For example, 5mm is NOT 3/16. 3/16 is 4,76250mm. A 5mm pin will not fit inside a 3/16 hole. At least not as it is supposed to fit.
Pins should fit tight but not too tight. Loose pins will cause nothing but trouble. The "right" fit is when you can pull them out fit your hand without putting but relatively absolutely minimal effort.



DanMar said:


> Question 4: Can I raise the sides and use the top as another shelf?


 Sure you can, but the weight of the books will act as a lever and reinforcing it with wood screws will make it look bad. Furthermore, your bookcase is already too tall and you might have to screw it into the wall.



DanMar said:


> Question 5: Is Poplar a good wood to use in regard to tannic acid levels?

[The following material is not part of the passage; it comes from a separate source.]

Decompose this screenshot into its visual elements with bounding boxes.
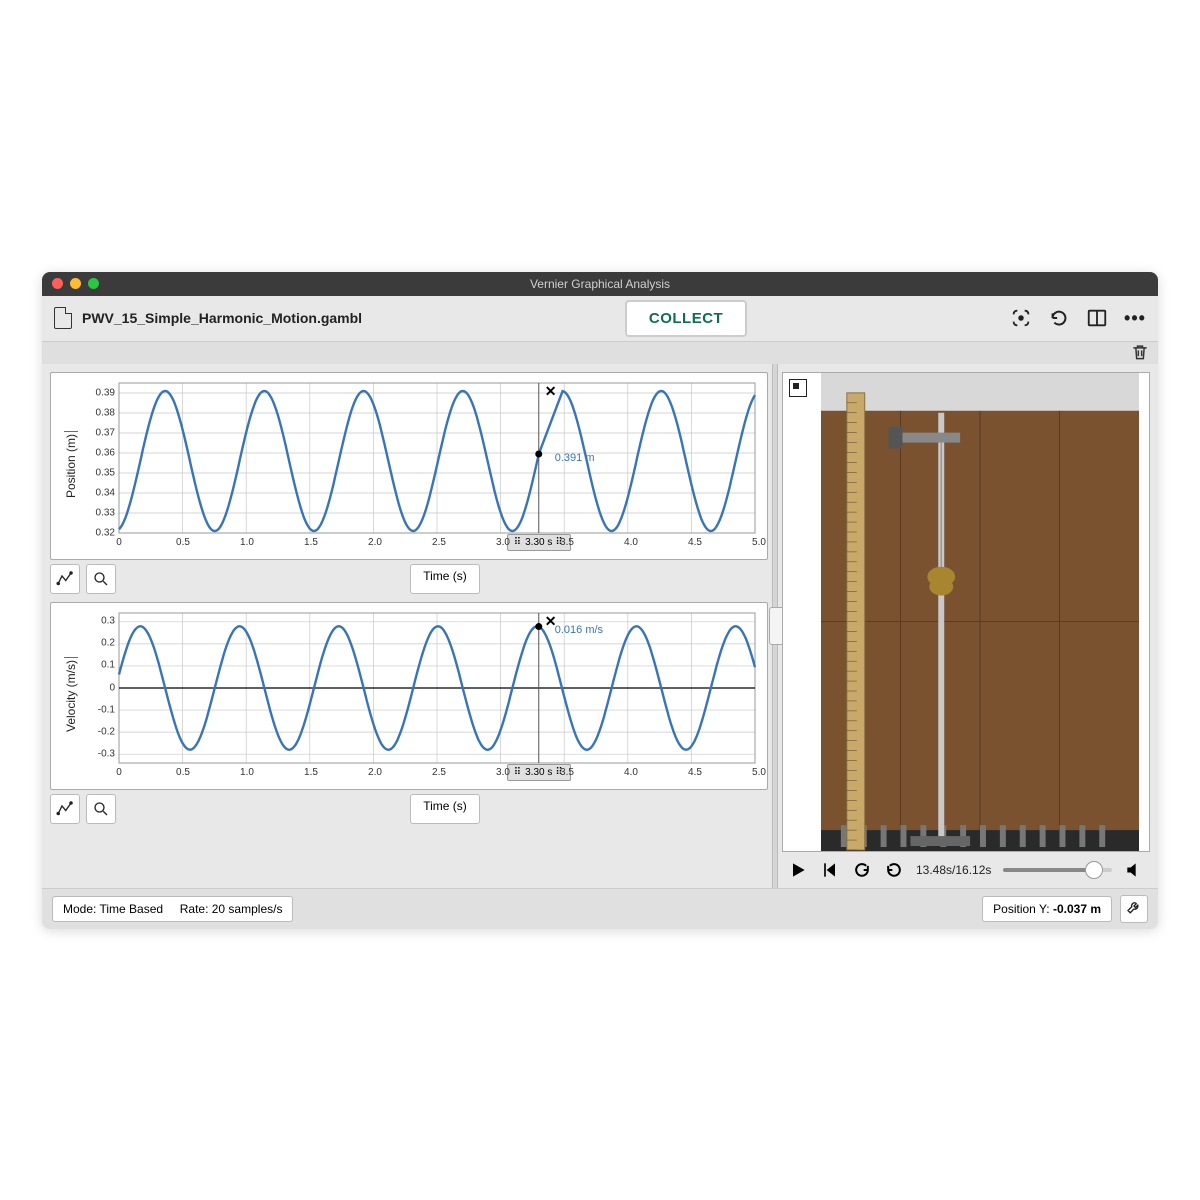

No idea. I am in Europe. We use melamine (cheap) or MDF (expensive). Some very few use Plywood (somewhere between). All three types of man made wood work nicely IF you use good quality wood of appropriate thickness.


----------



## DanMar (Feb 15, 2013)

Scinzon, I really like those pins you linked to. I'm going to search online to see if I can find something similar that's sold in the US. I agree with you on your other points. I might just reduce the height a bit or consider extra reinforcement. Thanks for the feedback.


----------



## woodnthings (Jan 24, 2009)

*in general ...*

A bookcase with a back that is glued and screwed or nailed into the edges, top, center and bottom shelves is the best design. The shelves in between can be adjustable, no problem. Here's why. 

The back holds the long edges of the side from moving apart at the rear. The center, top and bottom fixed shelves holds the sides from moving outward. If the adjustable boards are "too short", they should almost be a press fit, they will sag, and fall through because the sagging reduces their "effective" length and they will slide off the pegs.

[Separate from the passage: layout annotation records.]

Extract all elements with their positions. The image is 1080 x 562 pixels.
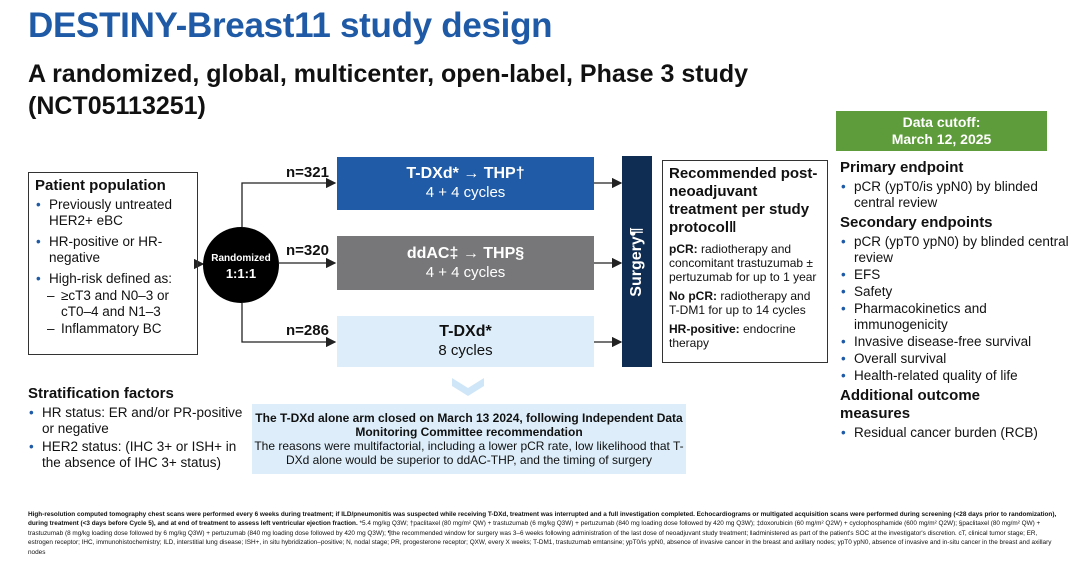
nopcr-label: No pCR:	[669, 289, 717, 303]
cutoff-label: Data cutoff:	[902, 114, 981, 130]
list-subitem: ≥cT3 and N0–3 or cT0–4 and N1–3	[35, 288, 191, 320]
arm-2-box: ddAC‡ → THP§ 4 + 4 cycles	[337, 236, 594, 290]
arm-3-n: n=286	[286, 322, 329, 339]
arm-cycles: 4 + 4 cycles	[425, 184, 506, 201]
patient-population-box: Patient population Previously untreated …	[28, 172, 198, 355]
data-cutoff-badge: Data cutoff: March 12, 2025	[836, 111, 1047, 151]
arm-3-box: T-DXd* 8 cycles	[337, 316, 594, 367]
patient-population-heading: Patient population	[35, 177, 166, 194]
footnotes: High-resolution computed tomography ches…	[28, 510, 1058, 557]
stratification-factors: Stratification factors HR status: ER and…	[28, 385, 243, 473]
list-item: Previously untreated HER2+ eBC	[35, 197, 191, 229]
arm-2-n: n=320	[286, 242, 329, 259]
arm-cycles: 4 + 4 cycles	[425, 264, 506, 281]
recommended-treatment-box: Recommended post-neoadjuvant treatment p…	[662, 160, 828, 363]
nopcr-desc: radiotherapy and T-DM1 for up to 14 cycl…	[669, 289, 811, 317]
closure-note-heading: The T-DXd alone arm closed on March 13 2…	[255, 411, 683, 439]
arm-1-box: T-DXd* → THP† 4 + 4 cycles	[337, 157, 594, 210]
recommended-heading: Recommended post-neoadjuvant treatment p…	[669, 165, 818, 236]
footnote-text: *5.4 mg/kg Q3W; †paclitaxel (80 mg/m² QW…	[28, 520, 1052, 556]
page-subtitle: A randomized, global, multicenter, open-…	[28, 60, 749, 120]
list-item: pCR (ypT0/is ypN0) by blinded central re…	[840, 179, 1070, 211]
endpoints-panel: Primary endpoint pCR (ypT0/is ypN0) by b…	[840, 157, 1070, 442]
secondary-endpoints-heading: Secondary endpoints	[840, 214, 993, 231]
hr-text: HR-positive: endocrine therapy	[669, 322, 821, 350]
pcr-label: pCR:	[669, 242, 698, 256]
list-item: Residual cancer burden (RCB)	[840, 425, 1070, 441]
list-item: EFS	[840, 267, 1070, 283]
surgery-bar: Surgery¶	[622, 156, 652, 367]
list-item: HER2 status: (IHC 3+ or ISH+ in the abse…	[28, 439, 243, 471]
footnote-bold: High-resolution computed tomography ches…	[28, 511, 1057, 528]
randomization-ratio: 1:1:1	[225, 266, 257, 281]
pcr-desc: radiotherapy and concomitant trastuzumab…	[669, 242, 817, 284]
list-item: HR status: ER and/or PR-positive or nega…	[28, 405, 243, 437]
closure-note-text: The reasons were multifactorial, includi…	[254, 439, 684, 467]
list-item: Invasive disease-free survival	[840, 334, 1070, 350]
arm-title: T-DXd* → THP†	[406, 165, 525, 182]
list-item: High-risk defined as:	[35, 271, 191, 287]
arm-title: ddAC‡ → THP§	[406, 245, 525, 262]
chevron-down-icon	[452, 378, 484, 396]
list-item: pCR (ypT0 ypN0) by blinded central revie…	[840, 234, 1070, 266]
hr-desc: endocrine therapy	[669, 322, 796, 350]
arm-title: T-DXd*	[439, 323, 492, 340]
hr-label: HR-positive:	[669, 322, 740, 336]
list-item: Health-related quality of life	[840, 368, 1070, 384]
pcr-text: pCR: radiotherapy and concomitant trastu…	[669, 242, 821, 284]
surgery-label: Surgery¶	[628, 226, 645, 297]
list-item: HR-positive or HR-negative	[35, 234, 191, 266]
cutoff-date: March 12, 2025	[891, 131, 992, 147]
arm-closure-note: The T-DXd alone arm closed on March 13 2…	[252, 404, 686, 474]
arm-cycles: 8 cycles	[438, 342, 493, 359]
stratification-heading: Stratification factors	[28, 385, 174, 402]
page-title: DESTINY-Breast11 study design	[28, 6, 553, 45]
randomization-node: Randomized 1:1:1	[203, 227, 279, 303]
list-item: Safety	[840, 284, 1070, 300]
primary-endpoint-heading: Primary endpoint	[840, 159, 964, 176]
nopcr-text: No pCR: radiotherapy and T-DM1 for up to…	[669, 289, 821, 317]
additional-outcomes-heading: Additional outcome measures	[840, 387, 980, 422]
list-subitem: Inflammatory BC	[35, 321, 191, 337]
arm-1-n: n=321	[286, 164, 329, 181]
list-item: Pharmacokinetics and immunogenicity	[840, 301, 1070, 333]
randomized-label: Randomized	[211, 253, 271, 264]
list-item: Overall survival	[840, 351, 1070, 367]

It's also best if you can attach the back of the bookcase to the wall studs. Children like to climb and hang on things, and a heavy load of books will injure a child if they were to fall.


----------



## Scinzon (Apr 29, 2015)

No problem. 

Just one more thing. Because you are in the US, you will probably have to find stubs to screw the bookcase to the wall, so this can change everything.

In Europe we use clay bricks and plaster so we can drill anywhere on the wall. This why I forgot about that. 


Alternately, you can just use a regular shelf over the bookcase and support it with good old brackets. You can make it in a "Pi" shape so that it will look just like the tops of the bookcases you posted. Like so ---> |________|

So you will have the top of the bookcase and the shelf to use as for storing stuff.. I hope you are tall enough. I have shelves that are 68 and 88 inches high and I need to go get a stool often. :laughing: Mostly for the 88 inch one.


----------



## DanMar (Feb 15, 2013)

woodnthings said:


> A bookcase with a back that is glued and screwed or nailed into the edges, top, center and bottom shelves is the best design. The shelves in between can be adjustable, no problem. Here's why.
> 
> The back holds the long edges of the side from moving apart at the rear. The center, top and bottom fixed shelves holds the sides from moving outward. If the adjustable boards are "too short", they should almost be a press fit, they will sag, and fall through because the sagging reduces their "effective" length and they will slide off the pegs.
> 
> It's also best if you can attach the back of the bookcase to the wall studs. Children like to climb and hang on things, and a heavy load of books will injure a child if they were to fall.


Thanks woodnthings. I figured the design as is would be secure enough. It's simple, but sturdy. I would reconsider if I chose it to be wider, but I'd rather invest in more narrow shelves and keep it simple for me.

Luckily, there are never any children in the house and I'm not in an earthquake prone area. I'll still secure everything to the wall for precaution sake. Better safe than sorry.




Scinzon said:


> No problem.
> 
> Just one more thing. Because you are in the US, you will probably have to find stubs to screw the bookcase to the wall, so this can change everything.
> 
> ...


No worries on height issues. I can reach 84 inches comfortably and still have a bit of stretch if I need it. :thumbsup: 

I shouldn't have a problem with the studs. I can go with simple sturdy brackets if need be. I'm planning on lining a few up so I might even attach a long 1/2" plywood, cut to size along the back and secured to the studs. That should give me the support I need while giving me complete freedom in how to attach the shelves to the wall and it should be mostly hidden from sight.

Does something like this sound feasible and safe? Maybe solid wood would be better than plywood in this instance?


----------



## Toolman50 (Mar 22, 2015)

DanMar said:


> Thanks woodnthings. I figured the design as is would be secure enough. It's simple, but sturdy. I would reconsider if I chose it to be wider, but I'd rather invest in more narrow shelves and keep it simple for me.
> 
> Does something like this sound feasible and safe? Maybe solid wood would be better than plywood in this instance?


I suggest you stay with plywood. Your shelving will be strong enough and it will simplify your project. 
Most bookcases we buy from furniture stores today are not made of solid wood. They are a combination of pressed board composites, MDF, plywood and trimmed with real wood, plastic or more composites.


----------